The article examines contracts for delivering produce, groceries and other items to city schools, and the fact that two of the six companies that have submitted bids have links to an earlier federal investigation that led to convictions related to bid rigging among delivery firms.
In addition to closely examining this potential conflict, the article also opens a window on the complexities of keeping school cafeterias across the city stocked with food. How does the Department of Education set up the contracts to avoid a delivery that includes “thawed meat or frozen lettuce?” This is an important question given all the attention recently to improving the taste and health benefits of school lunches.

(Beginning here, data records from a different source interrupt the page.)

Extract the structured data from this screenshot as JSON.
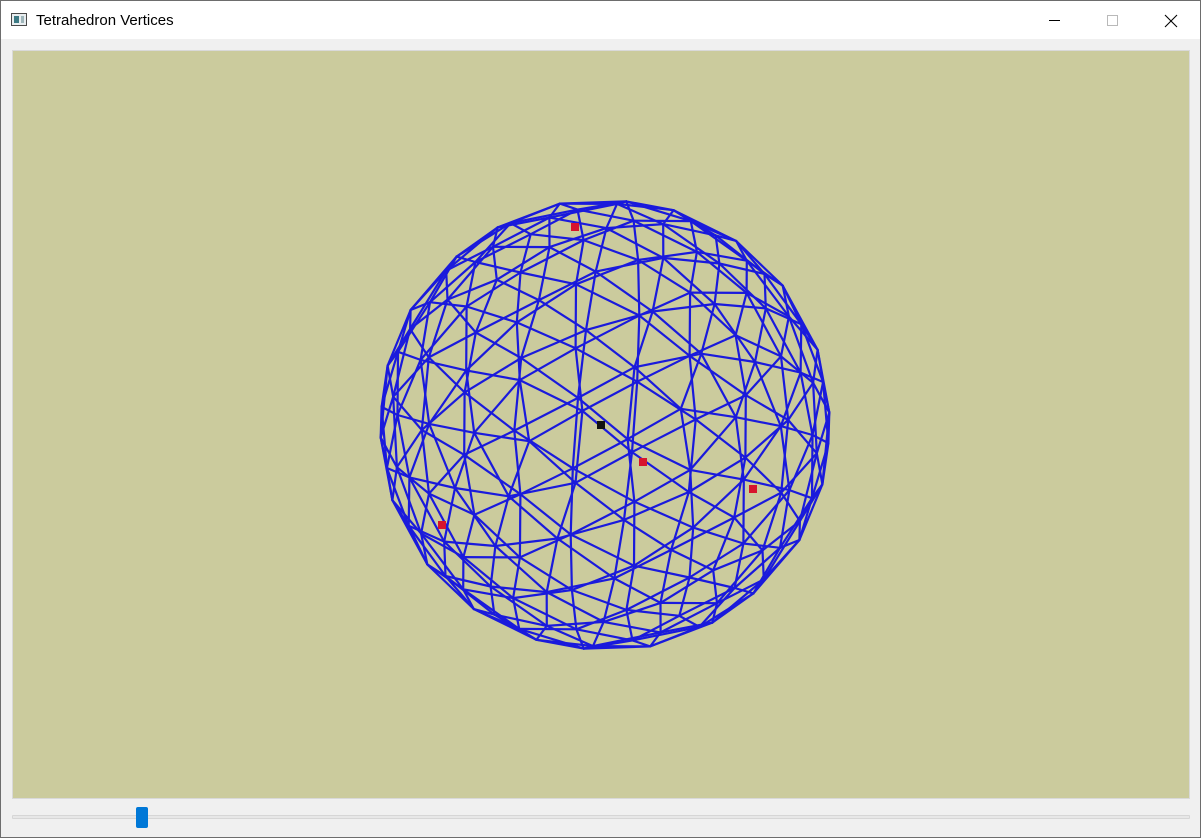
{
  "window": {
    "title": "Tetrahedron Vertices"
  },
  "caption_buttons": {
    "minimize_icon": "minimize-icon",
    "maximize_icon": "maximize-icon",
    "close_icon": "close-icon"
  },
  "viewport": {
    "background_color": "#cbcb9d",
    "wire_color": "#1a1adc",
    "vertex_marker_color": "#d7142d",
    "center_marker_color": "#111111",
    "vertex_marker_count": 4
  },
  "slider": {
    "value_fraction": 0.106,
    "accent_color": "#0078d7"
  }
}
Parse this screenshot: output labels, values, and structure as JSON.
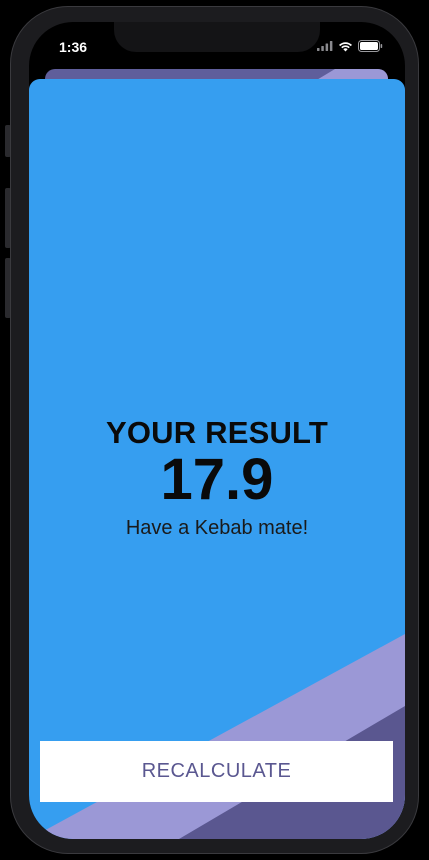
{
  "status_bar": {
    "time": "1:36"
  },
  "result": {
    "title": "YOUR RESULT",
    "value": "17.9",
    "message": "Have a Kebab mate!"
  },
  "actions": {
    "recalculate_label": "RECALCULATE"
  },
  "theme": {
    "card_blue": "#369ef0",
    "stripe_light": "#9b98d6",
    "stripe_dark": "#5a5790",
    "button_text": "#5a5790"
  },
  "icons": {
    "signal": "signal-icon",
    "wifi": "wifi-icon",
    "battery": "battery-icon"
  }
}
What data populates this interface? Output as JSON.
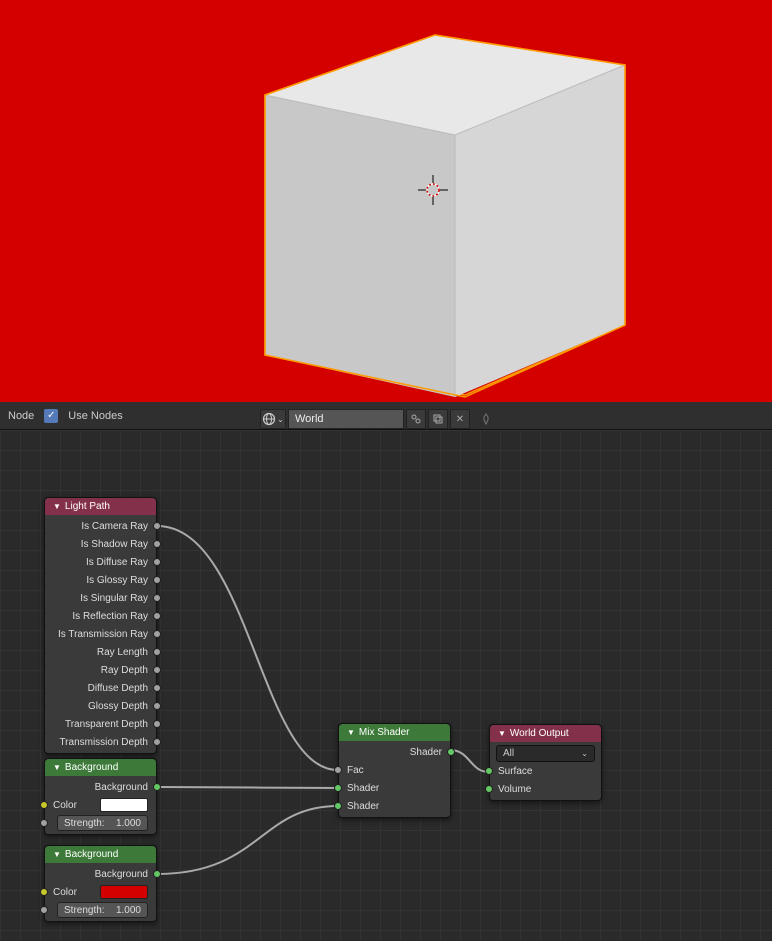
{
  "viewport": {
    "background_color": "#d40000"
  },
  "header": {
    "mode": "Node",
    "use_nodes_checked": true,
    "use_nodes_label": "Use Nodes",
    "world_name": "World"
  },
  "nodes": {
    "light_path": {
      "title": "Light Path",
      "outputs": [
        "Is Camera Ray",
        "Is Shadow Ray",
        "Is Diffuse Ray",
        "Is Glossy Ray",
        "Is Singular Ray",
        "Is Reflection Ray",
        "Is Transmission Ray",
        "Ray Length",
        "Ray Depth",
        "Diffuse Depth",
        "Glossy Depth",
        "Transparent Depth",
        "Transmission Depth"
      ]
    },
    "background1": {
      "title": "Background",
      "output": "Background",
      "color_label": "Color",
      "color_value": "#ffffff",
      "strength_label": "Strength:",
      "strength_value": "1.000"
    },
    "background2": {
      "title": "Background",
      "output": "Background",
      "color_label": "Color",
      "color_value": "#d40000",
      "strength_label": "Strength:",
      "strength_value": "1.000"
    },
    "mix_shader": {
      "title": "Mix Shader",
      "output": "Shader",
      "inputs": [
        "Fac",
        "Shader",
        "Shader"
      ]
    },
    "world_output": {
      "title": "World Output",
      "target": "All",
      "inputs": [
        "Surface",
        "Volume"
      ]
    }
  }
}
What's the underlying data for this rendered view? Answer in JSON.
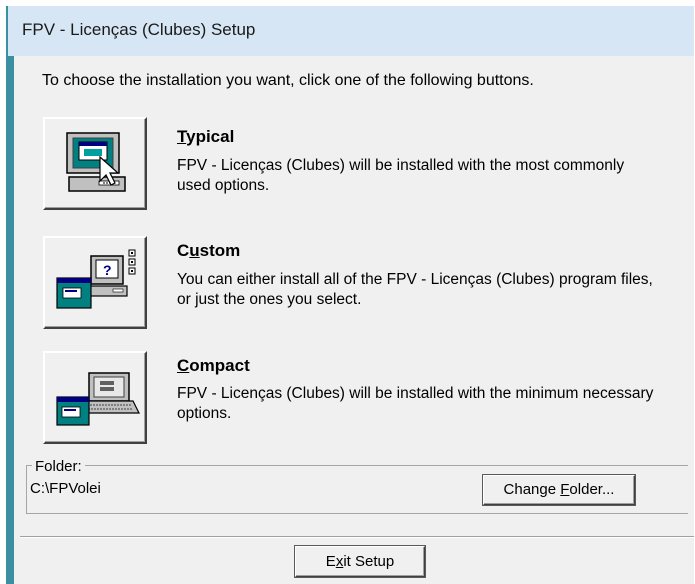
{
  "window": {
    "title": "FPV - Licenças (Clubes) Setup"
  },
  "instructions": "To choose the installation you want, click one of the following buttons.",
  "options": [
    {
      "title_mnemonic": "T",
      "title_rest": "ypical",
      "description": "FPV - Licenças (Clubes) will be installed with the most commonly used options.",
      "icon": "computer-pointer-icon"
    },
    {
      "title_prefix": "C",
      "title_mnemonic": "u",
      "title_rest": "stom",
      "description": "You can either install all of the FPV - Licenças (Clubes) program files, or just the ones you select.",
      "icon": "computer-question-icon"
    },
    {
      "title_mnemonic": "C",
      "title_rest": "ompact",
      "description": "FPV - Licenças (Clubes) will be installed with the minimum necessary options.",
      "icon": "laptop-computer-icon"
    }
  ],
  "folder": {
    "label": "Folder:",
    "path": "C:\\FPVolei",
    "change_prefix": "Change ",
    "change_mnemonic": "F",
    "change_rest": "older..."
  },
  "exit": {
    "prefix": "E",
    "mnemonic": "x",
    "rest": "it Setup"
  },
  "colors": {
    "titlebar": "#d6e6f4",
    "dialog": "#f0f0f0",
    "frame": "#3a8fa0"
  }
}
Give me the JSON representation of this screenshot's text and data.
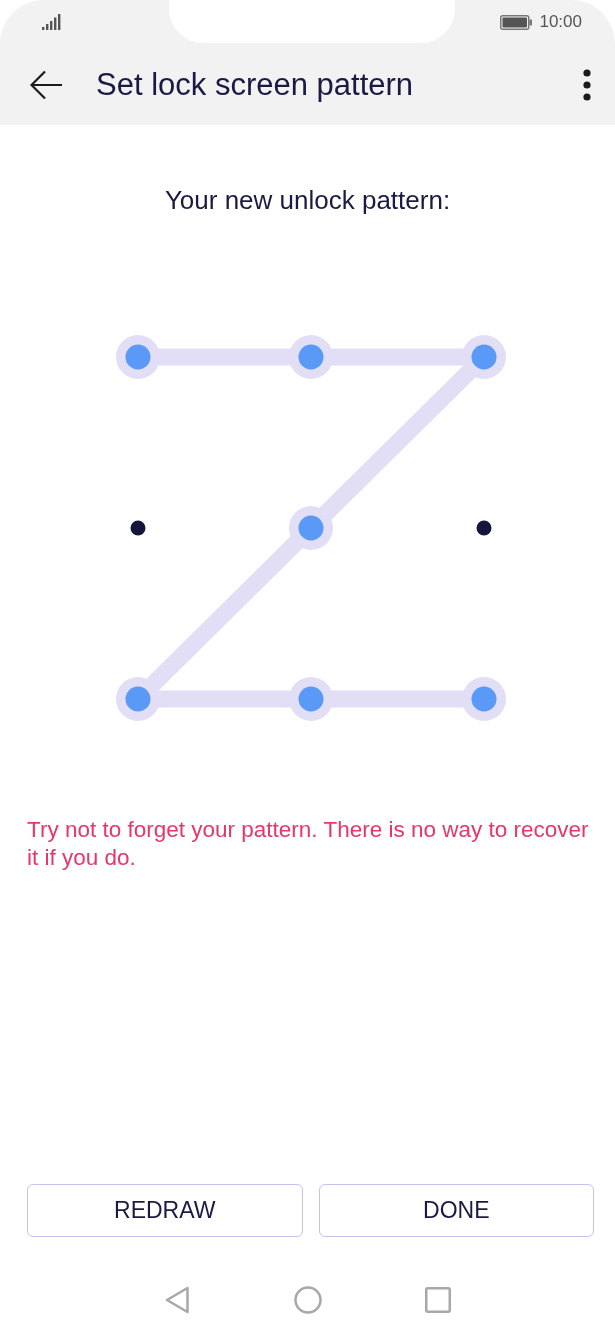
{
  "status_bar": {
    "time": "10:00"
  },
  "app_bar": {
    "title": "Set lock screen pattern"
  },
  "prompt": "Your new unlock pattern:",
  "pattern": {
    "dots": [
      {
        "selected": true
      },
      {
        "selected": true
      },
      {
        "selected": true
      },
      {
        "selected": false
      },
      {
        "selected": true
      },
      {
        "selected": false
      },
      {
        "selected": true
      },
      {
        "selected": true
      },
      {
        "selected": true
      }
    ]
  },
  "warning": "Try not to forget your pattern. There is no way to recover it if you do.",
  "buttons": [
    {
      "label": "REDRAW"
    },
    {
      "label": "DONE"
    }
  ]
}
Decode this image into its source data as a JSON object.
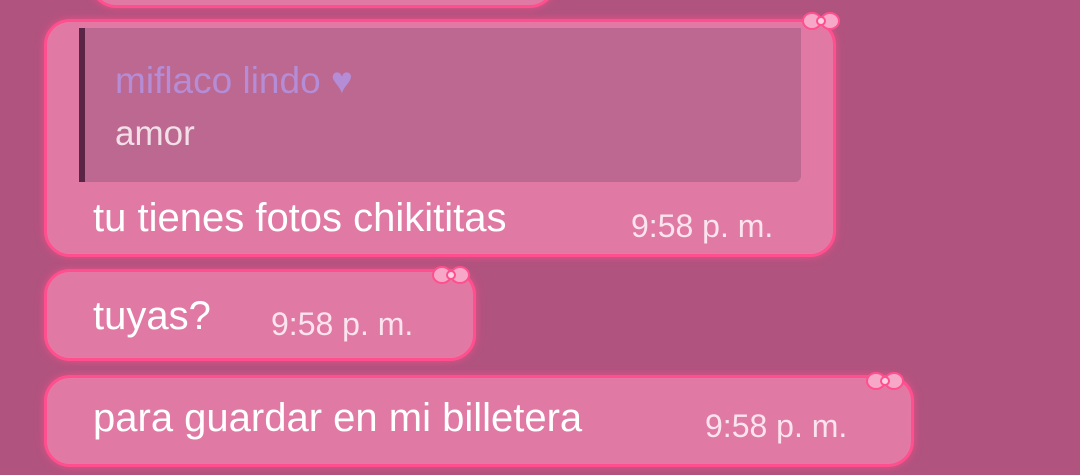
{
  "chat": {
    "messages": [
      {
        "quote": {
          "name": "miflaco lindo ♥",
          "text": "amor"
        },
        "text": "tu tienes fotos chikititas",
        "time": "9:58 p. m."
      },
      {
        "text": "tuyas?",
        "time": "9:58 p. m."
      },
      {
        "text": "para guardar en mi billetera",
        "time": "9:58 p. m."
      }
    ]
  },
  "colors": {
    "background": "#b1537f",
    "bubble": "#e07aa5",
    "bubble_border": "#ff4f8e",
    "quote_background": "#bc6890",
    "quote_bar": "#5a2546",
    "quote_name": "#b58cd6",
    "text": "#ffffff"
  },
  "icons": {
    "bubble_decoration": "bow-icon"
  }
}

After using several different zoning configurations that determine what company delivers where, the D.O.E. is again changing its system, according to City Limits. The editor-in-chief, Jarrett Murphy, writes: “Now the D.O.E. is moving to consolidate its deliveries again, collapsing the current six regions for school food deliveries to four. Under the new contract, the largest zone will encompass part of Brooklyn and all of Staten Island, totaling 105 square miles.”